Differential Diagnosis for Lower Back Pain
The patient's presentation of diffuse lower back pain following heavy lifting, with alleviation by OTC Salonpas patches and ibuprofen, and aggravation by prolonged standing, sitting, or bending, suggests a musculoskeletal origin. The absence of red flags such as fever, chills, body aches, unintentional weight loss, saddle anesthesia, urinary retention, leg weakness, sciatica, or gross hematuria helps to narrow down the differential diagnoses.
Single Most Likely Diagnosis
- Musculoskeletal Strain: The patient's history of recent heavy lifting followed by the onset of lower back pain, which is exacerbated by movement and partially relieved by rest and over-the-counter pain medications, strongly suggests a musculoskeletal strain. The physical examination findings of mild tenderness to the lumbosacral region and pain with flexion, extension, rotation, and lateral bending further support this diagnosis.
Other Likely Diagnoses
- Lumbar Disc Herniation: Although the patient denies sciatica or pain radiating to the lower extremities, a small, non-impinging disc herniation could still cause lower back pain without radiculopathy. The absence of significant neurological deficits or severe pain does not rule out this possibility entirely.
- Degenerative Disc Disease: Given the patient's age and the presence of moderate, tolerable pain that is exacerbated by certain movements, degenerative disc disease could be a contributing factor. However, the acute onset following physical activity makes this less likely as the primary diagnosis.
- Spondylosis or Spondylolisthesis: These conditions could cause lower back pain, especially with activities that increase lumbar lordosis or stress the pars interarticularis. However, the lack of specific findings on physical examination, such as step-off or significant pain with extension, makes these less likely.
Do Not Miss Diagnoses
- Cauda Equina Syndrome: Although the patient denies urinary retention, incontinence, or significant leg weakness, cauda equina syndrome is a medical emergency that must be considered, even if the likelihood is low. Any new onset of these symptoms would necessitate immediate further evaluation.
- Spinal Infection (e.g., Discitis or Osteomyelitis): The absence of fever, chills, or significant systemic symptoms makes this less likely, but it remains a critical diagnosis not to miss due to its potential for serious complications.

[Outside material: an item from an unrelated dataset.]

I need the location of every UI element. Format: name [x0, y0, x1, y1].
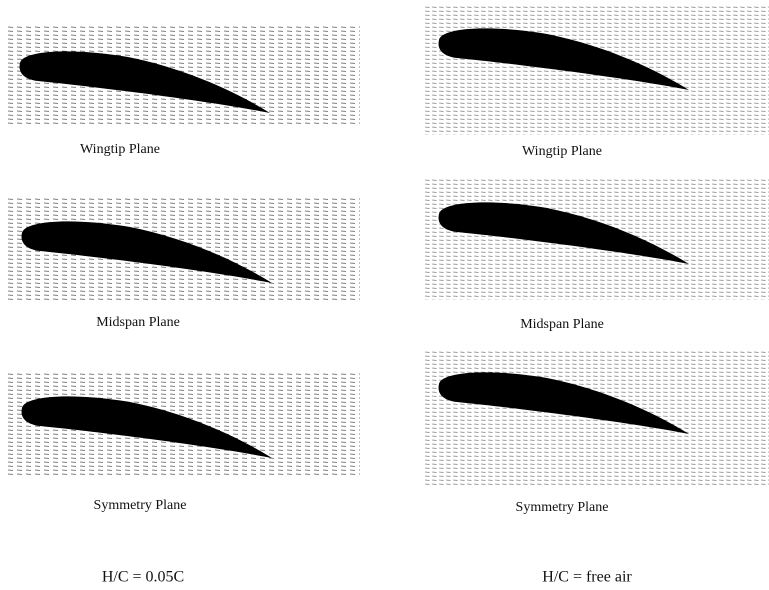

- Malignancy (Metastatic or Primary): While the patient's history does not strongly suggest malignancy (e.g., no unintentional weight loss, night pain), it is always a consideration in the differential diagnosis of back pain, especially in older adults.
Rare Diagnoses
- Ankylosing Spondylitis: This chronic inflammatory disease could cause lower back pain and stiffness, but it typically presents with a more gradual onset and is associated with morning stiffness and improvement with activity. The patient's acute presentation and lack of systemic symptoms make this less likely.
- Osteoporotic Compression Fracture: Although the patient's mother has osteoporosis, the patient himself does not have a known history of osteoporosis, and his age and gender make this diagnosis less likely without significant trauma or other risk factors.